As You Were: The Tragedy at Valcartier by Gerry Fostaty

The strange and haunting story of the tragedy at the summer cadet camp in Valcartier, Quebec continues to plague the families whose men and boys were involved, 38 years after the events there took place. Imagine the indolence of deep Canadian summer in 1974, when 13- to 15-year-old boys gather at cadet camp to learn to discipline, obedience, and the manly arts. On a routine rainy day, while the boys are learning the dangers of unexploded ordnance by viewing dummy ammunition in a barrack, a live grenade detonated, killing or injuring 60.

A mistake, a carelessness compounded again and again over a period of days, led the live grenade to be placed in a box of dummies. The instructor was not responsible for the disaster and indeed was himself injured in the explosion. A series of unfulfilled transfers from a live demonstration led a box of live ammunition and a box of dummies to be placed side-by-side in the back of the same truck.

The lives of hundreds of people were directly or indirectly altered by events that day, and one cannot help but look with scalded eye at the army handling of the moment and the aftermath. The leadership of armies the world over are slowly becoming aware that their ranks are people, too, who can be as great or as lax as the organization that feeds them. But they can also be injured deeply in psychological ways that do not appear to be wounds. While the Canadian Army is not perceptibly different from any other national service, they did their staff, cadets, and their families a disservice that summer of 1974 by ignoring if not suppressing news of that event. They can do better.
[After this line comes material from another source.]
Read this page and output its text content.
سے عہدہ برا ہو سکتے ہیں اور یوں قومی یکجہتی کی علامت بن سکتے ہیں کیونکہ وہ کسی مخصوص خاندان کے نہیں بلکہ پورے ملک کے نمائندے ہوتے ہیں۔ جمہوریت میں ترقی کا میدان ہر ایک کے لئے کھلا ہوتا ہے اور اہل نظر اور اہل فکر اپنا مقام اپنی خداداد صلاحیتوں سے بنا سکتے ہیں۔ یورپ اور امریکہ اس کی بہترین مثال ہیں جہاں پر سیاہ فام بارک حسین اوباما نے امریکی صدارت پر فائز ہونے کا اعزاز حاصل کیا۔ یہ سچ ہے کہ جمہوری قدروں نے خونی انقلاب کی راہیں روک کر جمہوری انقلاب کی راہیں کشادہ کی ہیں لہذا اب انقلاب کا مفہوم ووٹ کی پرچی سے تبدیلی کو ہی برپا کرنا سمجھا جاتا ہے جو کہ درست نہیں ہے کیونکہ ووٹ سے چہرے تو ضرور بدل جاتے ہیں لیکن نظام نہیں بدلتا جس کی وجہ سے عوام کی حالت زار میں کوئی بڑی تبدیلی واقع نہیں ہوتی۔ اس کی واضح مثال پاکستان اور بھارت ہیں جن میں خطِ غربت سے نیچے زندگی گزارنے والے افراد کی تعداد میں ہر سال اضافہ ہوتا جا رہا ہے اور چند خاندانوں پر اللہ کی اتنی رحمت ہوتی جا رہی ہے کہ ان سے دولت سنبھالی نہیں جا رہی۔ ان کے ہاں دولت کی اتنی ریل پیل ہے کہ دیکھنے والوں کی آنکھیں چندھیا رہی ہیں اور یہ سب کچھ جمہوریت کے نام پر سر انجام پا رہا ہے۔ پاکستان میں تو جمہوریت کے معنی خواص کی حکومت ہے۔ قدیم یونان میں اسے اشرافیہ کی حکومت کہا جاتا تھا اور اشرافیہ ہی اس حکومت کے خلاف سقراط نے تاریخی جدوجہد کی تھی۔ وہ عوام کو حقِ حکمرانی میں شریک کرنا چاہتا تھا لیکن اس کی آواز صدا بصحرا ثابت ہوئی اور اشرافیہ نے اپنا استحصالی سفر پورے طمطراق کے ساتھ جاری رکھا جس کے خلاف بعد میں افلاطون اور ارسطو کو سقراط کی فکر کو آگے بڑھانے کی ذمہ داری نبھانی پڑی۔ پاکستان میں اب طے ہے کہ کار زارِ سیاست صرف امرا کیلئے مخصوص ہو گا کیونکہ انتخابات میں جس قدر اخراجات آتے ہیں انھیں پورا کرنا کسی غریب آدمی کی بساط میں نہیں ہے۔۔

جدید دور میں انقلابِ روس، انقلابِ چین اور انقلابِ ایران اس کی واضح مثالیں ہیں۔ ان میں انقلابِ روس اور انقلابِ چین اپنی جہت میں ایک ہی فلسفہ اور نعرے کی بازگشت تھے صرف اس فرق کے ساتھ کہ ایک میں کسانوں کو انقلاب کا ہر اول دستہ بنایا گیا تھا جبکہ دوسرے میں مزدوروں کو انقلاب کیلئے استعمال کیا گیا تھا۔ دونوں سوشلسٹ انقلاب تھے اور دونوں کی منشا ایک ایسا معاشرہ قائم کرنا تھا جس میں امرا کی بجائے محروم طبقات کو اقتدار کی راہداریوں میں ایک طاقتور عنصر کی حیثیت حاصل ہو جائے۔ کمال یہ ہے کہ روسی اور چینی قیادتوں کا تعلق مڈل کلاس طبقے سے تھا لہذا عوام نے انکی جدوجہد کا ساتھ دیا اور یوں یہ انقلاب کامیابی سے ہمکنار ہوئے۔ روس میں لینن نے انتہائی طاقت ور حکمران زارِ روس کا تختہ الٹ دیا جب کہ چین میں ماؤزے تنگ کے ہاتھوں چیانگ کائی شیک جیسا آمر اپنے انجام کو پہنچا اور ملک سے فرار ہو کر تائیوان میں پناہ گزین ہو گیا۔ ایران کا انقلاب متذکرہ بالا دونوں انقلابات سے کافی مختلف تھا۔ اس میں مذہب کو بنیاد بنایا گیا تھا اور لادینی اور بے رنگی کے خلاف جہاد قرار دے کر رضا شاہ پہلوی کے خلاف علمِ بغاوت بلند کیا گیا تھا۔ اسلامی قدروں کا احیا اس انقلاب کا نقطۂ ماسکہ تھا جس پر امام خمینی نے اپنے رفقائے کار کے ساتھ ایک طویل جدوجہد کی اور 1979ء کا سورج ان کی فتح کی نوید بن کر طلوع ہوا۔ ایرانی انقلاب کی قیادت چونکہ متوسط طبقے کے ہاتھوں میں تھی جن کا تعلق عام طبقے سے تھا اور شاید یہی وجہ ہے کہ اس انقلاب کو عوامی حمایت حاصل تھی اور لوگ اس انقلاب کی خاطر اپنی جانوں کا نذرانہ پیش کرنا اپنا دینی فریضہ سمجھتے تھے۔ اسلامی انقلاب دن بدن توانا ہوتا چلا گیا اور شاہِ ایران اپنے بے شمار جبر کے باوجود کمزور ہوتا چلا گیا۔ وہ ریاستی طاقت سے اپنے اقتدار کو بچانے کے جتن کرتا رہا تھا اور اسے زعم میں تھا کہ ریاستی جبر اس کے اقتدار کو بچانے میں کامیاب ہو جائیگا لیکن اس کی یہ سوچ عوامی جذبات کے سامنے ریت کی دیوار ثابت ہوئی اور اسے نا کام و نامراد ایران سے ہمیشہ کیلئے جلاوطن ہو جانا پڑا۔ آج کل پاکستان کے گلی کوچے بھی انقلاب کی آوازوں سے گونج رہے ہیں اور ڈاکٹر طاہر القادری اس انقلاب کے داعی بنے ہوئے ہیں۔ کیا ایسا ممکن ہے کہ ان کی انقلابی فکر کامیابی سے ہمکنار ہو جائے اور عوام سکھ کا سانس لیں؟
The Army leadership could start by making Fostaty’s recounting of the story required reading. It would be an excellent teaching tool for Army staff and a kernel for discussion. The errors of that day, whether of action, of inaction, or of judgment, do not need to be compounded now by ignoring attempts to come to terms with the event’s effects. Fostaty reconstructs events of that fateful summer in narrative form, using the army’s own investigation results and recounts in dispassionate tones recurrent nightmares over a period of nearly forty years. He was a good soldier then--good enough to teach cadets--and he is a good soldier now. He raises valid points that the Army organization might heed.

Errors of this magnitude can be only tragedies if they are ignored or repeated, but if they improve performance or change poor management, they can also be stepping stones to betterment. It is time now to look hard at events that summer, to celebrate the lives of staff and cadets killed or injured on duty in peacetime, and to move forward as better soldiers, in a better organization.